Sql-server – Why do two identical strings have a different length but the same binary value

collationdistinctsql serversql-server-2016

I am trying to return a distinct set of department names from a table – nothing special. However, when using the following query duplicates are displayed:

  select distinct department_name
    from dbo.departments;

I also tried:

  select distinct department_name
    from dbo.departments
group by department_name;

So this led me to believe that I might have hidden characters in the values and sure enough, when I checked the length of the strings they returned different values. So, I decided to locate the hidden characters using the function from this question on stack overflow. Strangely enough this only return SPACE. I then tried the following query and it made no difference at all:

select distinct ltrim(rtrim(department_name)) as department_name
  from dbo.departments;

Intrigued, I cast the values to VARBINARY and noticed that they have the exact same binary value, and performing a DISTINCT on the binary value does indeed produce a unique result set.

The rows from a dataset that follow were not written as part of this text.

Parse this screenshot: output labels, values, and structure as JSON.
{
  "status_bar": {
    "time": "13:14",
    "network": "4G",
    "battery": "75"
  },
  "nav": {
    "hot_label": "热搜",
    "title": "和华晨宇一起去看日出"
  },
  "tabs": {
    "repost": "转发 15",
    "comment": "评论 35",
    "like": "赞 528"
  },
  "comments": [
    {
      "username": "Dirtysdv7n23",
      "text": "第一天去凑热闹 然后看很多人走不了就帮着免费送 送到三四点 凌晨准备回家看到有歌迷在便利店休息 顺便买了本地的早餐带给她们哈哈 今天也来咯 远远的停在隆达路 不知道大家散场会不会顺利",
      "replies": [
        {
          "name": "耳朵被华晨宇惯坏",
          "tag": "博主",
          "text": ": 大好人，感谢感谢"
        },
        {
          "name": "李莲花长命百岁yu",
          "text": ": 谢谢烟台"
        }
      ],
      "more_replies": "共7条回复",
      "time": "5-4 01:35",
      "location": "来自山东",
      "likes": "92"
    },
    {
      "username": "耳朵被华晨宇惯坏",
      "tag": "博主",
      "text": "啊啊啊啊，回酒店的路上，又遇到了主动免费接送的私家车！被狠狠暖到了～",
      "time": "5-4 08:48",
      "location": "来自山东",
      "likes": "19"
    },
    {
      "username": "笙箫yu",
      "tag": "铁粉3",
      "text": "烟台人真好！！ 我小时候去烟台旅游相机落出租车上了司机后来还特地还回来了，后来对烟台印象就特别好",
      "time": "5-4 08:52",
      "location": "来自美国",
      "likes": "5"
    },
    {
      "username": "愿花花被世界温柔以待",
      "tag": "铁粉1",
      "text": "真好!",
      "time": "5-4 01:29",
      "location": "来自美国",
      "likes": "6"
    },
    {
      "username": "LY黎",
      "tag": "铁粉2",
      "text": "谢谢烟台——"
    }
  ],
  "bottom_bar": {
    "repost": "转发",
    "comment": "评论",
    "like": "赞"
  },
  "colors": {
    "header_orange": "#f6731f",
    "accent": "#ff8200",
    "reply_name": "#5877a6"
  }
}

I have tried casting between VARCHAR and NVARCHAR and to a different collation also (the values are in the same column, within the same database using Latin1_General_CI_AI). I really need to be able to get a distinct set from this table. Does anybody know what might be causing this issue?

UPDATE

After some further investigation, this issue seems to only happen for strings that end with the hex value 0xA000. Any value in the column not ending with this character are fine.

UPDATE 2

If I remove the 0xA000 character from the string I can then apply DISTINCT as normal like so:

DECLARE @binary VARBINARY(8) = 0xA000;
DECLARE @string VARCHAR(8) = CONVERT(VARCHAR(MAX), @binary);
 UPDATE dbo.departments
    SET department_name = REPLACE(department_name, @string, '');

But this won't work long term as users can update this table and I would need to adjust every query to do a replacement in the WHERE clause. I am using a workaround right now which is no more than using MIN to return the entry with the shortest length. This is less than ideal as the problem with distinct is also affecting most of the other language elements as well, for example GROUP BY, ORDER BY, any window functions and COUNT.

Best Answer

Good job investigating so far. Some initial notes:

I wouldn't worry about that function from the S.O. answer.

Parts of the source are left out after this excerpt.